1. Charles Louis Critchfield was an American mathematical physicist.

1. Charles Louis Critchfield was an American mathematical physicist.
In 1943, Teller and Robert Oppenheimer persuaded Critchfield to come to the Manhattan Project's Los Alamos National Laboratory, where he joined the Ordnance Division under Captain William Parsons on the gun-type fission weapons, Little Boy and Thin Man.
Charles Critchfield joined von Neumann and Wigner there on several visits.
In 1942, after a brief stay at Harvard University, Charles Critchfield went to the Carnegie Institution of Washington, where he continued his ballistic studies, which resulted in three patents for improved sabot designs.
Charles Critchfield reassigned Critchfield to a new Gadget Division under Robert Bacher, as the leader of the Initiator group.

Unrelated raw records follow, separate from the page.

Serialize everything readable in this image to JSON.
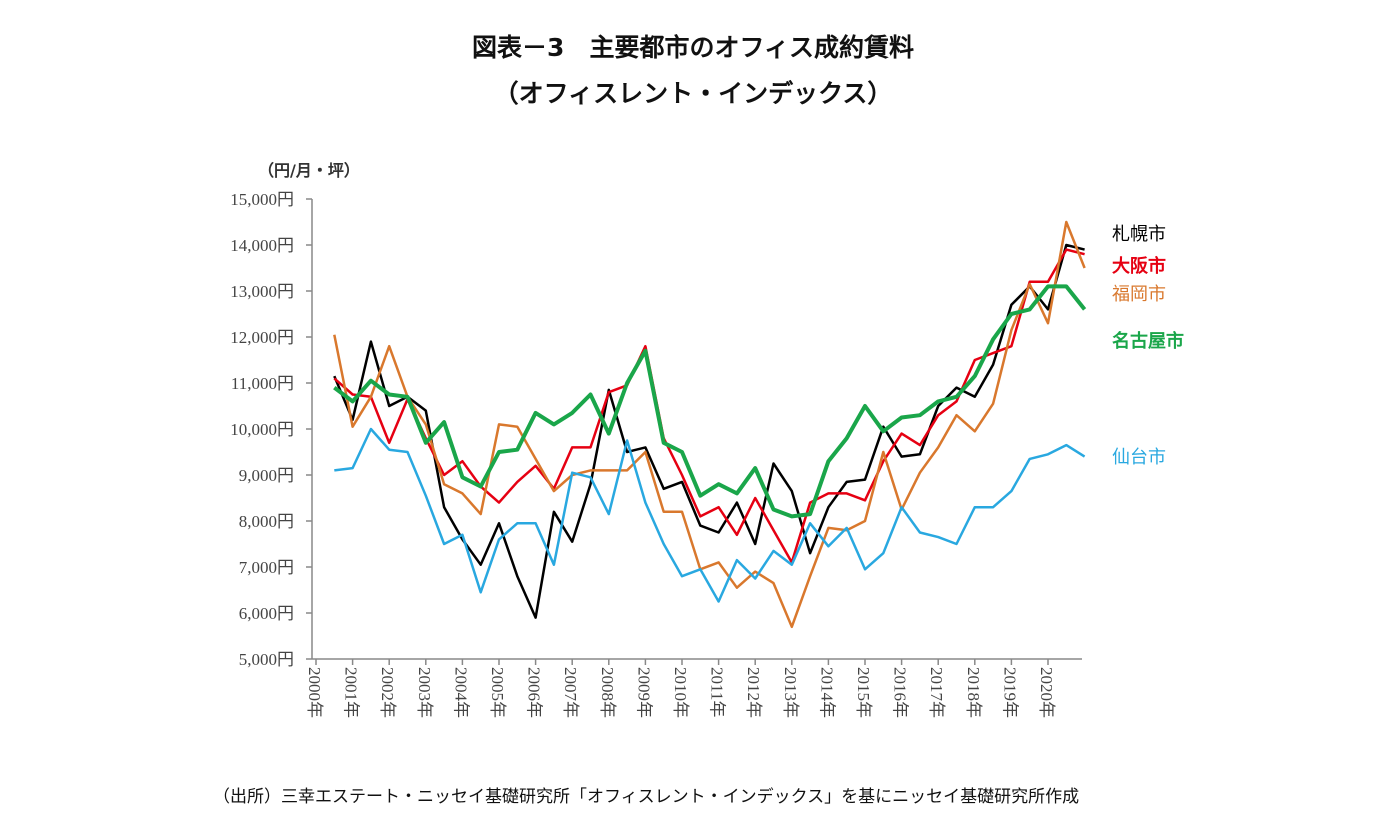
{
  "chart_data": {
    "type": "line",
    "title": "図表－3　主要都市のオフィス成約賃料",
    "subtitle": "（オフィスレント・インデックス）",
    "ylabel": "（円/月・坪）",
    "ylim": [
      5000,
      15000
    ],
    "yticks": [
      "5,000円",
      "6,000円",
      "7,000円",
      "8,000円",
      "9,000円",
      "10,000円",
      "11,000円",
      "12,000円",
      "13,000円",
      "14,000円",
      "15,000円"
    ],
    "xticks": [
      "2000年",
      "2001年",
      "2002年",
      "2003年",
      "2004年",
      "2005年",
      "2006年",
      "2007年",
      "2008年",
      "2009年",
      "2010年",
      "2011年",
      "2012年",
      "2013年",
      "2014年",
      "2015年",
      "2016年",
      "2017年",
      "2018年",
      "2019年",
      "2020年"
    ],
    "x_note": "semiannual, 2000H2 – 2021H1",
    "grid": false,
    "legend": "right, direct labels",
    "series": [
      {
        "name": "札幌市",
        "color": "#000000",
        "bold": false,
        "width": 2.5,
        "values": [
          11150,
          10200,
          11900,
          10500,
          10700,
          10400,
          8300,
          7600,
          7050,
          7950,
          6800,
          5900,
          8200,
          7550,
          8800,
          10850,
          9500,
          9600,
          8700,
          8850,
          7900,
          7750,
          8400,
          7500,
          9250,
          8650,
          7300,
          8300,
          8850,
          8900,
          10050,
          9400,
          9450,
          10500,
          10900,
          10700,
          11400,
          12700,
          13100,
          12600,
          14000,
          13900
        ]
      },
      {
        "name": "大阪市",
        "color": "#e60012",
        "bold": true,
        "width": 2.5,
        "values": [
          11100,
          10750,
          10700,
          9700,
          10650,
          9800,
          9000,
          9300,
          8750,
          8400,
          8850,
          9200,
          8700,
          9600,
          9600,
          10800,
          10950,
          11800,
          9800,
          9000,
          8100,
          8300,
          7700,
          8500,
          7800,
          7100,
          8400,
          8600,
          8600,
          8450,
          9300,
          9900,
          9650,
          10300,
          10600,
          11500,
          11650,
          11800,
          13200,
          13200,
          13900,
          13800
        ]
      },
      {
        "name": "福岡市",
        "color": "#d9782d",
        "bold": false,
        "width": 2.5,
        "values": [
          12050,
          10050,
          10700,
          11800,
          10700,
          10100,
          8800,
          8600,
          8150,
          10100,
          10050,
          9350,
          8650,
          9000,
          9100,
          9100,
          9100,
          9500,
          8200,
          8200,
          6950,
          7100,
          6550,
          6900,
          6650,
          5700,
          6800,
          7850,
          7800,
          8000,
          9500,
          8250,
          9050,
          9600,
          10300,
          9950,
          10550,
          12150,
          13150,
          12300,
          14500,
          13500
        ]
      },
      {
        "name": "名古屋市",
        "color": "#1aa64a",
        "bold": true,
        "width": 4,
        "values": [
          10900,
          10600,
          11050,
          10750,
          10700,
          9700,
          10150,
          8950,
          8750,
          9500,
          9550,
          10350,
          10100,
          10350,
          10750,
          9900,
          11000,
          11700,
          9700,
          9500,
          8550,
          8800,
          8600,
          9150,
          8250,
          8100,
          8150,
          9300,
          9800,
          10500,
          9950,
          10250,
          10300,
          10600,
          10700,
          11150,
          11950,
          12500,
          12600,
          13100,
          13100,
          12600
        ]
      },
      {
        "name": "仙台市",
        "color": "#29a8e0",
        "bold": false,
        "width": 2.5,
        "values": [
          9100,
          9150,
          10000,
          9550,
          9500,
          8550,
          7500,
          7700,
          6450,
          7600,
          7950,
          7950,
          7050,
          9050,
          8950,
          8150,
          9750,
          8400,
          7500,
          6800,
          6950,
          6250,
          7150,
          6750,
          7350,
          7050,
          7950,
          7450,
          7850,
          6950,
          7300,
          8300,
          7750,
          7650,
          7500,
          8300,
          8300,
          8650,
          9350,
          9450,
          9650,
          9400
        ]
      }
    ]
  },
  "source": "（出所）三幸エステート・ニッセイ基礎研究所「オフィスレント・インデックス」を基にニッセイ基礎研究所作成"
}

Charles Critchfield left Los Alamos in 1946 and returned to George Washington University, but soon left to join Wigner at the Oak Ridge National Laboratory.
In 1955, after advancing to full professor at Minnesota, Charles Critchfield became vice president for research at the Convair division of General Dynamics.
Charles Critchfield created the Convair Scientific Research Laboratory whose staff were expected to serve as consultants for the company's engineering divisions and to carry out basic scientific research.
In early November 1959, President Dwight D Eisenhower's Secretary of Defense Neil H McElroy selected Critchfield to be head of the Defense Advanced Research Projects Agency.
McElroy hoped that Charles Critchfield would be able to fix the nation's troubled missile program, but Charles Critchfield was reluctant to serve at the director's $19,000 salary.
McElroy then offered to let Charles Critchfield serve without pay, with the government paying only his expenses of $15 per day, while allowing Charles Critchfield to continue to draw his Convair salary of around $40,000.
Charles Critchfield accepted this offer, but ran into a storm of political and media criticism over the conflict of interest involved in heading an agency that did $4 million worth of business with Convair each year.
In 1961, Critchfield accepted a professorship at the University of Wisconsin, but before he moved to Madison, his friends at Los Alamos, J Carson Mark and Norris Bradbury offered him a position there that he took instead.
Charles Critchfield held this position until he retired in 1977, but he continued his association with the laboratory until his death after a long battle with cancer on February 12,1994.
Charles Critchfield is buried next to his wife, Jean, in Guaje Pines Cemetery in Los Alamos County, New Mexico.